I hadn’t quite realized where she was moving to, hadn’t clocked it was nearly back where I used to live, twenty years ago or more. And past and present collided and left me winded. Neither here nor there.  A nobody person lost in nowhen nowhere.

And I was reading this amazing book, by Sandie Dent (don’t bother Googling it – the few agents she tried couldn’t see the gemstone glittering in their darkness), and that just compounded the schism somehow. A woman, around middle-age, goes back to her teenage home and clashes into old friendships, past loves and remembers/dismembers the past.  Dis – the Roman god of the underworld, of course, fell Hades.  And I, such a wan Persephone, always in love with darkness.
‘Do you like pomegranates?’ said my friend as she flung stuff into a trolley at Waitrose.
‘Not any more,’ I replied. Maybe I never did. 

Nothing makes any sense.  Maybe it never did.  Ain't life funny?  

I thought I’d go out, once the boxes were unpacked, once things were transferred to corners, in piles, trying to adjust to their new spaces.  I thought I’d wander down Church Street, maybe have a drink in a cafĂ©, bob in and out of a few shops, trace my fingers over the gravestones in the cemetery.  But I felt too alien. It would all have felt fake. I walked past my old house, past the places where I lived and loved and laughed and cried.  And none of it felt like it belonged to me.  Now even my memories have turned tail and run run away. You gotta laugh, right?  

So I walked back, to the place that wasn't the place I loved, across the wide space of the park and came across an enclosure of deer.  My memory has no deer.  Were they always there and I didn’t know?  Or maybe I didn’t notice. Maybe their entrapment didn’t bother me then, when I had no fences around me.  Back then, when I thought I wanted to be encircled.
And there was a goat too.  It looked at me incuriously. ‘Wouldn’t you rather have a cliff or a mountain or even a tree on a beach to climb?’ I said.  It turned away.  Either it didn’t care or it knew that it didn't make any difference.
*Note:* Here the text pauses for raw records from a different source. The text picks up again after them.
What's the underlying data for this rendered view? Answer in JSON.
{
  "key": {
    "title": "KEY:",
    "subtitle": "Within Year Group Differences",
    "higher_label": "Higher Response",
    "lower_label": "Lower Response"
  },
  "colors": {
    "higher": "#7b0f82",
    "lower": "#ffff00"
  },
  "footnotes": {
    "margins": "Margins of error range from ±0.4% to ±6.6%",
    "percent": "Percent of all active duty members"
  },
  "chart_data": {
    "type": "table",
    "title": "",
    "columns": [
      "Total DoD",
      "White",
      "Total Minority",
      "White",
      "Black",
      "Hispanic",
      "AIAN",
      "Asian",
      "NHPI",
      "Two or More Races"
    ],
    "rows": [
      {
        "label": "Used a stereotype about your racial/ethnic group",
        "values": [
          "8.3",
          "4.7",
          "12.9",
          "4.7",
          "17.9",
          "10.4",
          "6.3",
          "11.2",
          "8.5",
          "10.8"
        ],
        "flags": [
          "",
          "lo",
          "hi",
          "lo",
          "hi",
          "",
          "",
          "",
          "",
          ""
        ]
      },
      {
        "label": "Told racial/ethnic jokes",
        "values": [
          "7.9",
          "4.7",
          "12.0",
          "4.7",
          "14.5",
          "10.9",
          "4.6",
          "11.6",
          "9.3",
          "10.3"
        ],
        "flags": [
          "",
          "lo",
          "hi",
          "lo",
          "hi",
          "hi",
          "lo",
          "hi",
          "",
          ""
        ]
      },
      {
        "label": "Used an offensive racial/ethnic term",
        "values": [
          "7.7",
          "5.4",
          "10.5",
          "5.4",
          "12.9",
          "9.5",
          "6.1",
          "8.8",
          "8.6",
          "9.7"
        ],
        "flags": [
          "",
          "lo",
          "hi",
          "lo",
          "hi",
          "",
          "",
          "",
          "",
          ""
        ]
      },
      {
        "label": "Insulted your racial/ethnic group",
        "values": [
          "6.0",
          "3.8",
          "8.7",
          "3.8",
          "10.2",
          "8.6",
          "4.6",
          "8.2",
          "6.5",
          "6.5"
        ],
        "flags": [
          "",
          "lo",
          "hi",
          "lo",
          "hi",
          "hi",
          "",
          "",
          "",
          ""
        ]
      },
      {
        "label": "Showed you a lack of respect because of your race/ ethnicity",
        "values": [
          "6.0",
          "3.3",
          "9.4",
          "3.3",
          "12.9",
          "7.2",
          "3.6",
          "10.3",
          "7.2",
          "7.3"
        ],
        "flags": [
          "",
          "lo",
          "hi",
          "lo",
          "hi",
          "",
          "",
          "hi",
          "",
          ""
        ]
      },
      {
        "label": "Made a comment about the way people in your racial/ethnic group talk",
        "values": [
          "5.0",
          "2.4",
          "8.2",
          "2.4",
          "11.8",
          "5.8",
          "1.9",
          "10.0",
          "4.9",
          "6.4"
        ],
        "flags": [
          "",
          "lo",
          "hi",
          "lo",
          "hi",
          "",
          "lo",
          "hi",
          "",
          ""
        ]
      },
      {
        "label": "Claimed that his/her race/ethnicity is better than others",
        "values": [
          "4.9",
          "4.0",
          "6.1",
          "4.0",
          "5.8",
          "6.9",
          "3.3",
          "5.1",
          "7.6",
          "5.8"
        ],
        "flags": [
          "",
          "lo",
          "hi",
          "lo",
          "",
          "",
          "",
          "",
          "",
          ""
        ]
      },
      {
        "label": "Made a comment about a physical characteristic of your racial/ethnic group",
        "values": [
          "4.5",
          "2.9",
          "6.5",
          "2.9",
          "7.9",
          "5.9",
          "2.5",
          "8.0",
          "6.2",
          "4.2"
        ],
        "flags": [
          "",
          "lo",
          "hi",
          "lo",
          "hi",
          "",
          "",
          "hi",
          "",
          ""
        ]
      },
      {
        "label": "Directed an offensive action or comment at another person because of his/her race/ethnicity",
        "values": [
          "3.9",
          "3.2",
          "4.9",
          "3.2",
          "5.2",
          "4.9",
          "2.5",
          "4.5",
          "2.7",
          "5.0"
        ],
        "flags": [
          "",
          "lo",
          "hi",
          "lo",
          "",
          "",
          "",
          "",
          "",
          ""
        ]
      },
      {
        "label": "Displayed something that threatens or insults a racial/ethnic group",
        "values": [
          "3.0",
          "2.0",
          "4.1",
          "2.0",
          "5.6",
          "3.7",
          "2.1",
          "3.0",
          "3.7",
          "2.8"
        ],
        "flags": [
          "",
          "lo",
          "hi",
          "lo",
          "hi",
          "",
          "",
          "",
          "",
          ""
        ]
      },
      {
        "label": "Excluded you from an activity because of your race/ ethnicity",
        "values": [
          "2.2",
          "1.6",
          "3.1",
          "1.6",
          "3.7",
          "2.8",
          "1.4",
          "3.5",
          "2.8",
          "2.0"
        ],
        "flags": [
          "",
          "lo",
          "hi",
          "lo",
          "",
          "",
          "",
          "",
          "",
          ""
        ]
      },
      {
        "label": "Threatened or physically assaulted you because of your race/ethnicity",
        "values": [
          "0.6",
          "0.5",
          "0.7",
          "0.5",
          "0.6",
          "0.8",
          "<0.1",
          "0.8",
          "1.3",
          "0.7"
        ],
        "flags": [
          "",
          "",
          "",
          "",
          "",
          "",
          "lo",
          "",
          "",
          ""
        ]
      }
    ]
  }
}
Wherever you go, there you are.   

I limped back to the new place.  Worked on through the pain.  Because every muscle and joint in my body was/is hurting.  It feels like I’m being pulled apart at the seams, bone by bone, cell by cell.  I think I would like to crawl away now, into that hole in the forest where hurt animals go to lick their wounds.  It would be…peaceful. Piece fall?